An extremely clean greenhouse will cut something like 30% of any external light (usually sunlight). A dirty one will cut 50% or more, but it is not possible to see that stepping into a greenhouse - it simply isn't obvious at all. I went through the exercise last year - I cleaned all the glass, inside and out and got 30% loss clean, 50% loss before I cleaned the glass, and although there was an obvious film on the glass no-one would ever guess the effect, unprompted.

Robert_Parks

Quote from: CG100 on May 15, 2025, 08:28:42 AM150W of what? If it was simple incandescent lamps, that would be 1500 lumens, but over what area? Depending on the CCT and power of LEDs, 150W can produce in excess of ten times that number of lumens, but, again, over what area do they fall?

Without a luxmeter it really is totally impossible to say much at all about light levels.
150W of consumer plant light LEDs that are reasonably well focused towards the plants without reflectors. Par meter says 300-400 at 6"/15cm, which is way less than what is recommended for sun plants, but is too much for some of the shade growing aroids (they are nearly a foot/25-30cm from the lights).

CG100

#7
You have a PAR meter?
The only one that I could find that anyone thought was accurate was a Hortipower PG200N, something like $4000. To pay significantly less should shout that whatever it is isn't actually useful/accurate.

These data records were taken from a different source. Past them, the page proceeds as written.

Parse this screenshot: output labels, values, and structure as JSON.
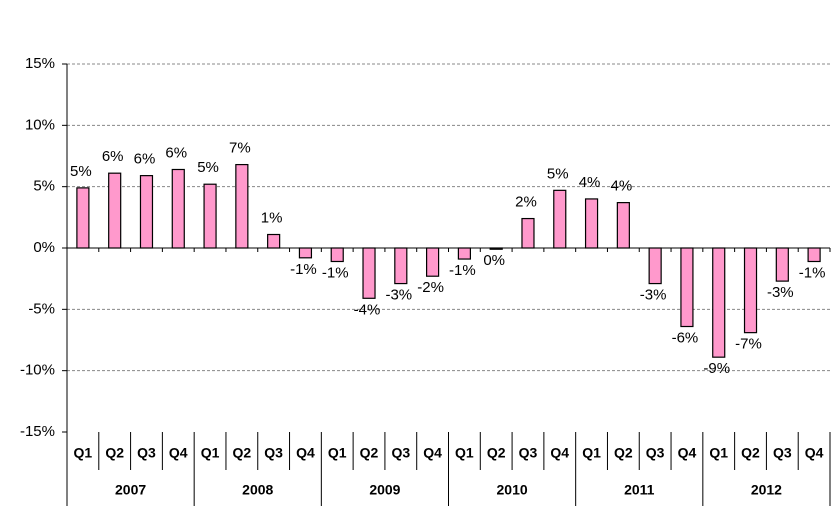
{
  "chart_data": {
    "type": "bar",
    "categories": [
      "Q1",
      "Q2",
      "Q3",
      "Q4",
      "Q1",
      "Q2",
      "Q3",
      "Q4",
      "Q1",
      "Q2",
      "Q3",
      "Q4",
      "Q1",
      "Q2",
      "Q3",
      "Q4",
      "Q1",
      "Q2",
      "Q3",
      "Q4",
      "Q1",
      "Q2",
      "Q3",
      "Q4"
    ],
    "category_groups": [
      "2007",
      "2008",
      "2009",
      "2010",
      "2011",
      "2012"
    ],
    "values": [
      4.9,
      6.1,
      5.9,
      6.4,
      5.2,
      6.8,
      1.1,
      -0.8,
      -1.1,
      -4.1,
      -2.9,
      -2.3,
      -0.9,
      -0.1,
      2.4,
      4.7,
      4.0,
      3.7,
      -2.9,
      -6.4,
      -8.9,
      -6.9,
      -2.7,
      -1.1
    ],
    "value_labels": [
      "5%",
      "6%",
      "6%",
      "6%",
      "5%",
      "7%",
      "1%",
      "-1%",
      "-1%",
      "-4%",
      "-3%",
      "-2%",
      "-1%",
      "0%",
      "2%",
      "5%",
      "4%",
      "4%",
      "-3%",
      "-6%",
      "-9%",
      "-7%",
      "-3%",
      "-1%"
    ],
    "color": "#ff99cc",
    "ylim": [
      -15,
      15
    ],
    "yticks": [
      {
        "value": -15,
        "label": "-15%"
      },
      {
        "value": -10,
        "label": "-10%"
      },
      {
        "value": -5,
        "label": "-5%"
      },
      {
        "value": 0,
        "label": "0%"
      },
      {
        "value": 5,
        "label": "5%"
      },
      {
        "value": 10,
        "label": "10%"
      },
      {
        "value": 15,
        "label": "15%"
      }
    ],
    "grid": true
  }
}
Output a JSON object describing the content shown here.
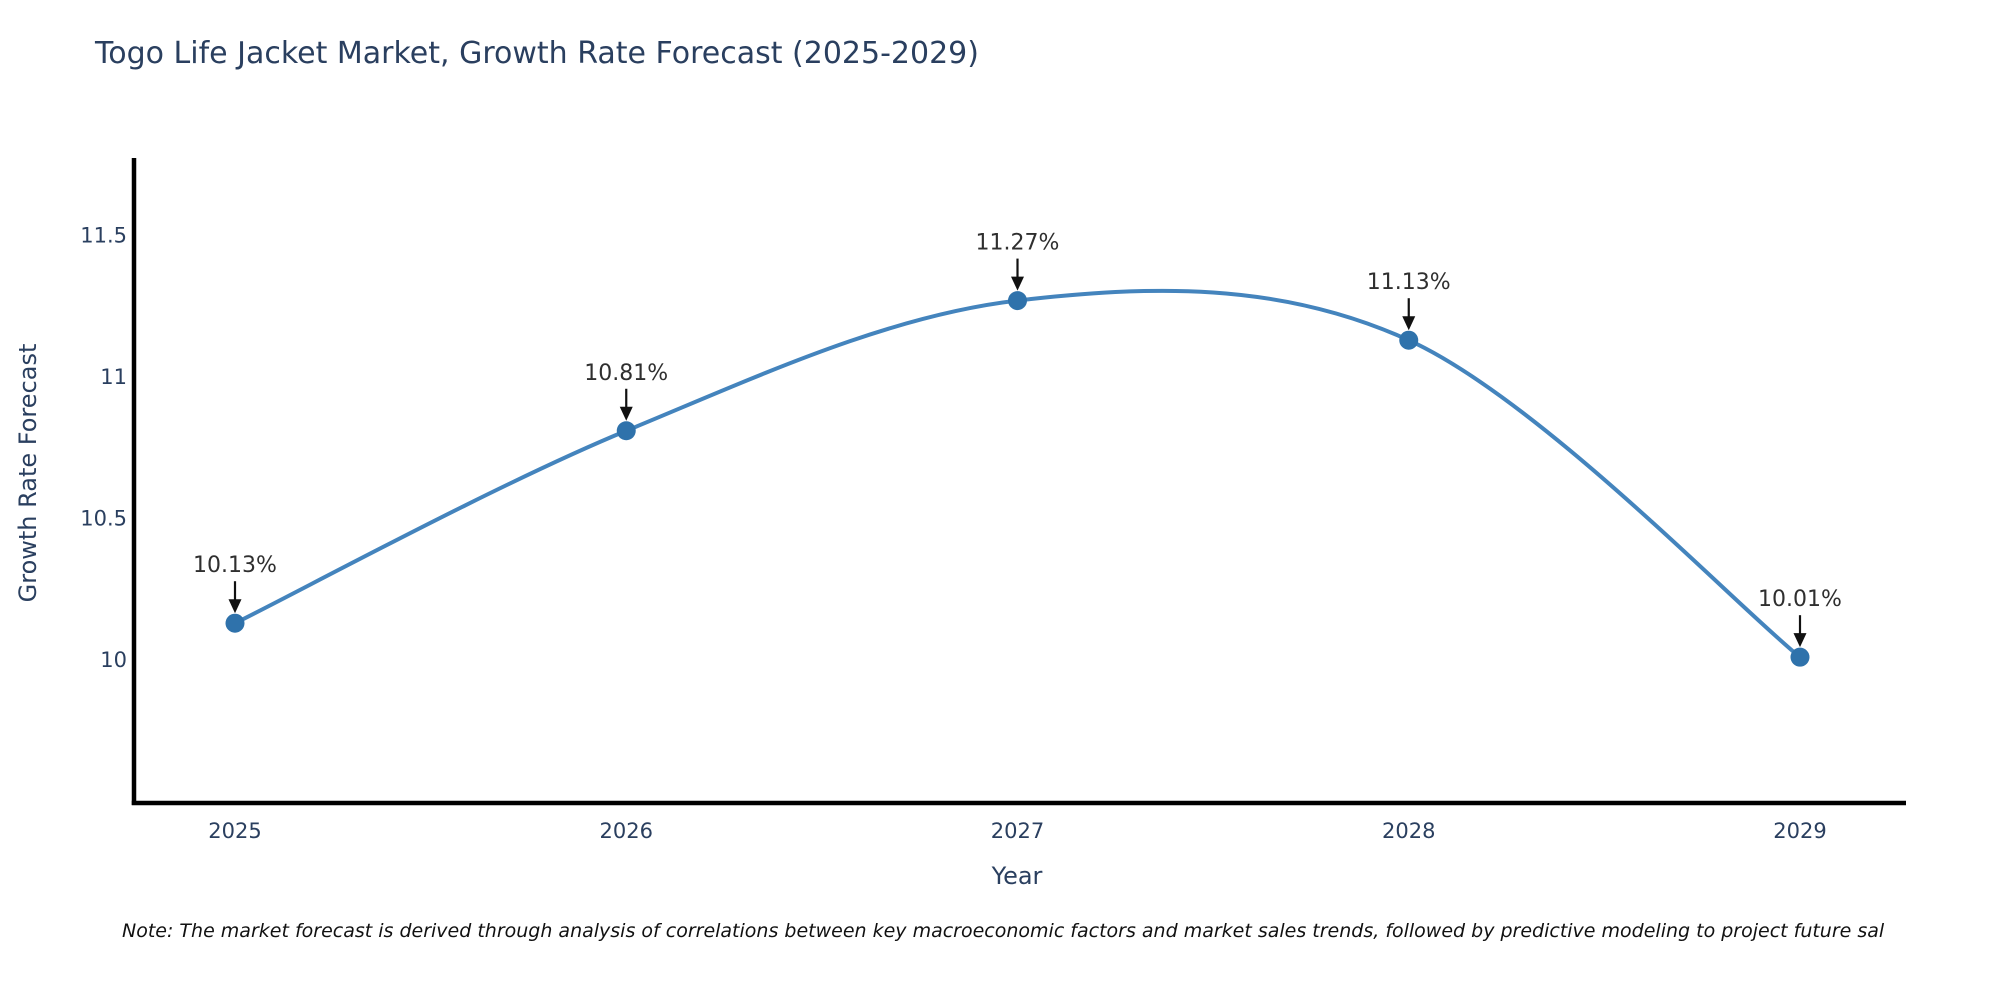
{
  "page": {
    "title": "Togo Life Jacket Market, Growth Rate Forecast (2025-2029)",
    "note": "Note: The market forecast is derived through analysis of correlations between key macroeconomic factors and market sales trends, followed by predictive modeling to project future sal"
  },
  "chart_data": {
    "type": "line",
    "title": "Togo Life Jacket Market, Growth Rate Forecast (2025-2029)",
    "xlabel": "Year",
    "ylabel": "Growth Rate Forecast",
    "x": [
      2025,
      2026,
      2027,
      2028,
      2029
    ],
    "x_tick_labels": [
      "2025",
      "2026",
      "2027",
      "2028",
      "2029"
    ],
    "values": [
      10.13,
      10.81,
      11.27,
      11.13,
      10.01
    ],
    "point_labels": [
      "10.13%",
      "10.81%",
      "11.27%",
      "11.13%",
      "10.01%"
    ],
    "unit": "%",
    "y_ticks": [
      10,
      10.5,
      11,
      11.5
    ],
    "y_tick_labels": [
      "10",
      "10.5",
      "11",
      "11.5"
    ],
    "xlim": [
      2024.73,
      2029.27
    ],
    "ylim": [
      9.49,
      11.77
    ],
    "line_shape": "spline",
    "grid": false,
    "legend": "none",
    "annotation_style": "value label with down arrow above each point",
    "colors": {
      "line": "#4484bd",
      "marker": "#2f72ab",
      "spine": "#000000",
      "axis_text": "#2a3f5f",
      "annotation_text": "#2f2f2f",
      "arrow": "#111111",
      "title": "#2a3f5f"
    }
  }
}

So-called PAR meters that you have to dial in the source - sun, LED etc.- are hopelessly inaccurate - they are just measuring lux and using a simple calculation to come up with a PAR figure, which asumes that the source you have selected has a certain spectrum.

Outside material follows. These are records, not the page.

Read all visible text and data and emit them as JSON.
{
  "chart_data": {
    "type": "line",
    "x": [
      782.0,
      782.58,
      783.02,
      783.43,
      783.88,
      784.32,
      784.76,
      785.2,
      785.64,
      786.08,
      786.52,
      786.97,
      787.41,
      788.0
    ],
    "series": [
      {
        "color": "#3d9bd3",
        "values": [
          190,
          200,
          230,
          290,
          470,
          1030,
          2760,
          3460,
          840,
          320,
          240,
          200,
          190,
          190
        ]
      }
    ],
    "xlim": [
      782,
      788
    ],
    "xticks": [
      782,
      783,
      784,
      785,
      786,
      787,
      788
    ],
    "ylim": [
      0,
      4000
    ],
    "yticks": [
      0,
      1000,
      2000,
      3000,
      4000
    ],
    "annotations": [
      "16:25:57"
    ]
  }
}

That said, cost and (accurate) PAR are massively important commercially - people have to make a profit, unlike hobbyists.

That said again, growing room levels are aimed at around 400 - 1100 micro-mols/second/square metre, depending upon distance from the source.

20230124-gridlighting-photosynthetic-flux-density.pdf

Typically, LEDs used for supplemental lighting in commercial set-ups are very narrow strips (low shadow/shading) and also very directional.

Case browser | Philips lighting

What are you trying to achieve with extra lighting? Philips have masses upon masses of information available online.
Also useful -

Solar (Sun) Intensity By Location and Time - Engaging Data

Solar Insolation Map for the World | AltE Store

Robert_Parks

Quote from: CG100 on May 16, 2025, 12:14:05 AMYou have a PAR meter?
The only one that I could find that anyone thought was accurate was a Hortipower PG200N, something like $4000. To pay significantly less should shout that whatever it is isn't actually useful/accurate.

That said again, growing room levels are aimed at around 400 - 1100 micro-mols/second/square metre, depending upon distance from the source.

20230124-gridlighting-photosynthetic-flux-density.pdf

Typically, LEDs used for supplemental lighting in commercial set-ups are very narrow strips (low shadow/shading) and also very directional.

Case browser | Philips lighting

What are you trying to achieve with extra lighting? 
Hydrofarm Photobio. Is it accurate? Who knows, and I don't care a great deal. Mostly it is used to check relative lighting levels for plant placement or light height adjustment. I've learned what particular plants want, particularly how little light certain ones want. Could I use an app or gotten a cheaper meter, Sure, but this meter is a convenient package, within my price zone...the small cord attached sensor is nice.

Given that I have poor natural light inside, my only option is to use artificial lighting for plants that won't survive outside. The ones I grow are tolerant of cool tropical temperatures as I am unwilling to run supplemental heat, beyond the heat from the lighting fixtures. Also some seedling starts, the lighting chamber also serves as part of the warm summer storage area.

Miniature geophyte aroids. Some Typhonium, Amorphophallus ongsakulii, myosuroides, and X Majda. A. ongsakulii pays for the setup...I'm looking forward to the extent of the miniature forest this year...late, because the move has delayed planting.